最新のウォシュレットには、さまざまな機能がついていますが、家庭ごとに必要な機能が異なります。たとえば、自動洗浄機能は、ご高齢の方や体が不自由な方には大変便利な機能ですが、家族構成によってはまったく必要のない機能ともいえるでしょう。使用時や掃除をする際の利便性も考慮し、予算と機能のバランスを検討してみてください。

4.ウォシュレット交換についてよくある質問

Q.ウォシュレットの掃除方法を教えて
A.基本的には、肌に触れる順に掃除するのがおすすめです。便座→ふた→便座裏→床→ノズル→便器の順に掃除するとよいでしょう。

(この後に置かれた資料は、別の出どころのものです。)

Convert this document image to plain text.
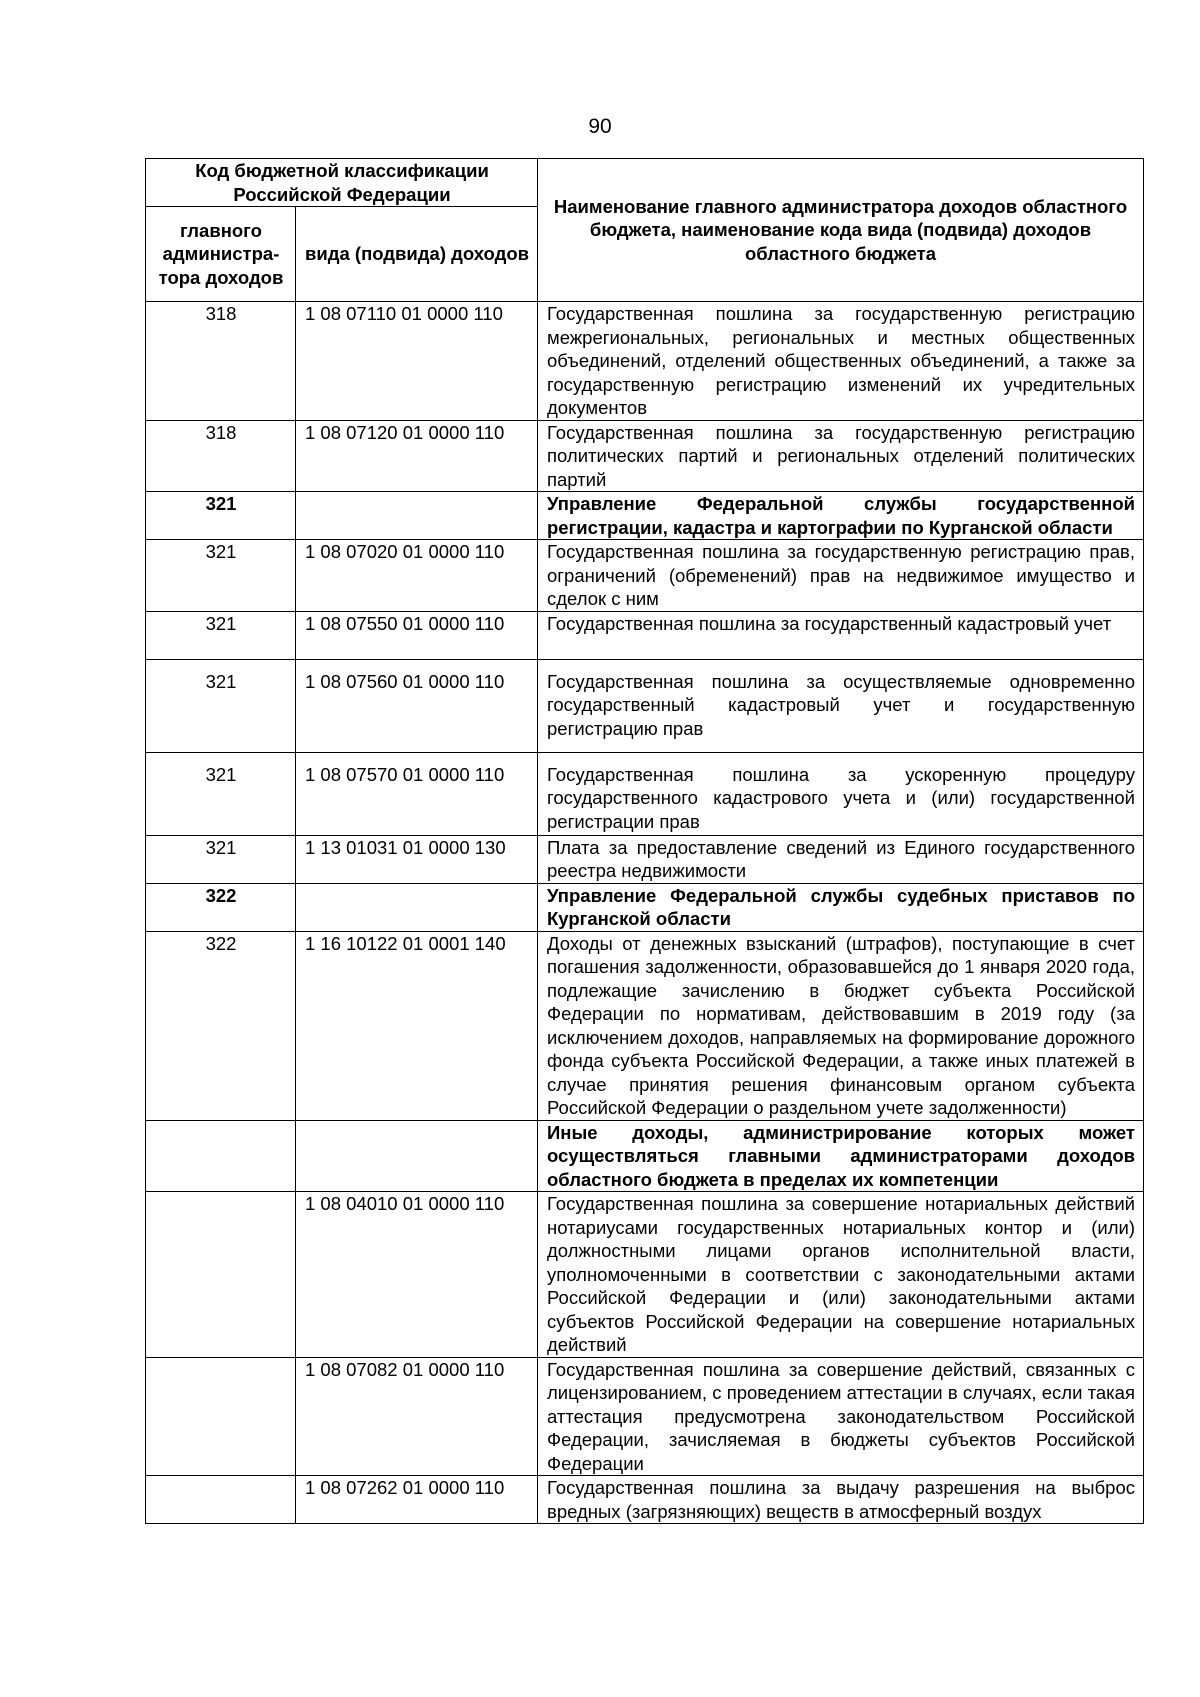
90
Код бюджетной классификации Российской Федерации		Наименование главного администратора доходов областного бюджета, наименование кода вида (подвида) доходов областного бюджета
главного администра-тора доходов	вида (подвида) доходов	
318	1 08 07110 01 0000 110	Государственная пошлина за государственную регистрацию межрегиональных, региональных и местных общественных объединений, отделений общественных объединений, а также за государственную регистрацию изменений их учредительных документов
318	1 08 07120 01 0000 110	Государственная пошлина за государственную регистрацию политических партий и региональных отделений политических партий
321		Управление Федеральной службы государственной регистрации, кадастра и картографии по Курганской области
321	1 08 07020 01 0000 110	Государственная пошлина за государственную регистрацию прав, ограничений (обременений) прав на недвижимое имущество и сделок с ним
321	1 08 07550 01 0000 110	Государственная пошлина за государственный кадастровый учет
321	1 08 07560 01 0000 110	Государственная пошлина за осуществляемые одновременно государственный кадастровый учет и государственную регистрацию прав
321	1 08 07570 01 0000 110	Государственная пошлина за ускоренную процедуру государственного кадастрового учета и (или) государственной регистрации прав
321	1 13 01031 01 0000 130	Плата за предоставление сведений из Единого государственного реестра недвижимости
322		Управление Федеральной службы судебных приставов по Курганской области
322	1 16 10122 01 0001 140	Доходы от денежных взысканий (штрафов), поступающие в счет погашения задолженности, образовавшейся до 1 января 2020 года, подлежащие зачислению в бюджет субъекта Российской Федерации по нормативам, действовавшим в 2019 году (за исключением доходов, направляемых на формирование дорожного фонда субъекта Российской Федерации, а также иных платежей в случае принятия решения финансовым органом субъекта Российской Федерации о раздельном учете задолженности)
		Иные доходы, администрирование которых может осуществляться главными администраторами доходов областного бюджета в пределах их компетенции
	1 08 04010 01 0000 110	Государственная пошлина за совершение нотариальных действий нотариусами государственных нотариальных контор и (или) должностными лицами органов исполнительной власти, уполномоченными в соответствии с законодательными актами Российской Федерации и (или) законодательными актами субъектов Российской Федерации на совершение нотариальных действий
	1 08 07082 01 0000 110	Государственная пошлина за совершение действий, связанных с лицензированием, с проведением аттестации в случаях, если такая аттестация предусмотрена законодательством Российской Федерации, зачисляемая в бюджеты субъектов Российской Федерации
	1 08 07262 01 0000 110	Государственная пошлина за выдачу разрешения на выброс вредных (загрязняющих) веществ в атмосферный воздух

ノズル洗浄機能がついているウォシュレットでも、週に一度はノズルを拭き掃除しましょう。

Q.便座の取り付け穴にゴムブッシュが入りません
A.あらかじめゴムブッシュの表面を水でぬらしておくと差し込みやすくなります。

Q.ウォシュレットから悪臭がするのですが
A.ウォシュレットの裏側など、普段掃除しない部分に雑菌やカビが繁殖しているかもしれません。ウォシュレット部分を取り外し、アルコールなどで拭き掃除をしてみてください。

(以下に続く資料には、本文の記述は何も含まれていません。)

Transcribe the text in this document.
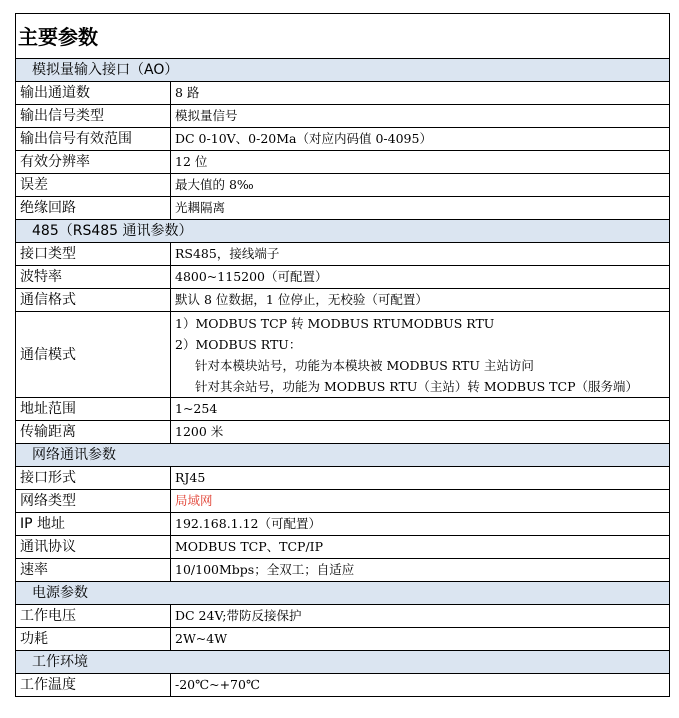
主要参数	
模拟量输入接口（AO）	
输出通道数	8 路
输出信号类型	模拟量信号
输出信号有效范围	DC 0-10V、0-20Ma（对应内码值 0-4095）
有效分辨率	12 位
误差	最大值的 8‰
绝缘回路	光耦隔离
485（RS485 通讯参数）	
接口类型	RS485，接线端子
波特率	4800~115200（可配置）
通信格式	默认 8 位数据，1 位停止，无校验（可配置）
通信模式	1）MODBUS TCP 转 MODBUS RTUMODBUS RTU
2）MODBUS RTU：
针对本模块站号，功能为本模块被 MODBUS RTU 主站访问
针对其余站号，功能为 MODBUS RTU（主站）转 MODBUS TCP（服务端）

地址范围	1~254
传输距离	1200 米
网络通讯参数	
接口形式	RJ45
网络类型	局域网
IP 地址	192.168.1.12（可配置）
通讯协议	MODBUS TCP、TCP/IP
速率	10/100Mbps；全双工；自适应
电源参数	
工作电压	DC 24V;带防反接保护
功耗	2W~4W
工作环境	
工作温度	-20℃~+70℃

Q.ウォシュレットの交換工事はどのくらい時間がかかる?
A.およそ1.5時間で完了します。業者による工事でもこのくらいかかるので、自分で行う場合は、倍はかかると思ったほうがよいでしょう。

Q.ウォシュレットのおすすめは色は?
A.ウォシュレットトイレには、主に以下のような色があります。

  • ホワイト
  • オフホワイト(アイボリー)
  • ピンク・ライトブルー・ライトグリーンなど

最近では、明るいホワイトが人気です。トイレ全体が明るくなる効果がありますが、汚れが目立ちやすくなります。また、壁紙や床材が古いまま、ホワイトのトイレを置くと、トイレだけ浮いて見えてしまうでしょう。トイレ一室をまるごとリフォームする場合はホワイトが映えますが、ウォシュレットだけを交換する場合は、無難なオフホワイトがおすすめです。

5.まとめ

ウォシュレットの交換手順や、選び方などについてご紹介しました。ウォシュレットを自分で交換する場合は、取り扱い説明書をしっかりと確認しましょう。自信がない方は工事業者の利用がおすすめです。ウォシュレットを交換しようと思ったときはこの記事の内容を思い出してみてください。